Jill explains that the reason the service improved was because how she thought about work as a manager was challenged when she heard John Seddon speak. Her curiosity led her to take these ideas back to her organisation to experiment with. She showed her management team a DVD to try to provoke their curiosity. Then they began to listen to demand to understand how well their current service was working for service users. What they found was failure demand running at 80% of total contact. Failure demand is caused by a failure to do something or do something right for the customer or service user. It helps organisations move from an inside-out understanding of service (how we view work from inside an organisation) to an outside-in view (how service users view the service).

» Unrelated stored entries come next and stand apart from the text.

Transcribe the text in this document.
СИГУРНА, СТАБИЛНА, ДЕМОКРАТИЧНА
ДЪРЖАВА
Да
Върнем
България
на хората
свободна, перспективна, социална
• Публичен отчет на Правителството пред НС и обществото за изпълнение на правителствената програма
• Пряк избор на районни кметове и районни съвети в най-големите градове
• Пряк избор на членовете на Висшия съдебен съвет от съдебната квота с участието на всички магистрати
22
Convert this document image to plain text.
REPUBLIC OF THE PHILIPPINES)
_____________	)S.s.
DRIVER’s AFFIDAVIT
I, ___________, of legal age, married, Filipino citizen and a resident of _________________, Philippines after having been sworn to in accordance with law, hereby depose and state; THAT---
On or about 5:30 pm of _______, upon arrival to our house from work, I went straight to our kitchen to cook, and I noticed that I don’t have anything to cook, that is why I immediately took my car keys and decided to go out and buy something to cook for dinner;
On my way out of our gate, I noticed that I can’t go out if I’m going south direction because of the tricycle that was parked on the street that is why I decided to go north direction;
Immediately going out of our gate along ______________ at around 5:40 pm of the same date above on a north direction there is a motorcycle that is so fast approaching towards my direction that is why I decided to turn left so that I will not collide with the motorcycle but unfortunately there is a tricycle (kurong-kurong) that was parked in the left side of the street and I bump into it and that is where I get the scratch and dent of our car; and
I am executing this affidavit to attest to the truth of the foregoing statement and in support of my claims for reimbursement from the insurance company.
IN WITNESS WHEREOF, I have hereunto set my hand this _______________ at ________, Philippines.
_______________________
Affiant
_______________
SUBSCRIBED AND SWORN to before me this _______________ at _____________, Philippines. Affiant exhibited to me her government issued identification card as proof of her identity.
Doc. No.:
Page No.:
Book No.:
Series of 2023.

As Jill studied, her thinking about some aspects of management and leadership changed. For example she learned that ‘managing cost’ had resulted in long forms to be sent out for service users to fill-in. She had believed it was cheaper to send out forms than to have home visits or personal contact. This knowledge allowed her and her team to experiment with providing services that were designed to help service users. The newly redesigned service was able to absorb a 30% increase in workload (due to the recession) at a reduced cost of £270,000.
What Jill demonstrates is the key Vanguard concept of Thinking – Systems – Performance.
Fig.1 The relationship between Management thinking, systems and performance
Here at Vanguard consulting we know that there is a systemic relationship between how manager’s think, the shape and design of the system that is created resulting in different levels of performance. The consequences of this change in thinking can sometimes be unexpected. As a new system is put in place, better performance leads to improved engagement as Jill explains (see left: staff engagement is a consequence of an improved system).
Jill shows what can be achieved when managers change their thinking about management. Jill didn’t use Vanguard consultants, although she did change her thinking about her service and use key concepts such as ‘failure demand’ and ‘outside-in’ to understand how the service was performing. Jill did all this without help from Vanguard, it shows what can be achieved by leaders studying their own system following Vanguard's guides.
Yet Jill’s change in thinking shows her to be a manager who is curious enough to experiment and learn. That has to be a good thing for her service users and it helps Punch get his sausages! (see left).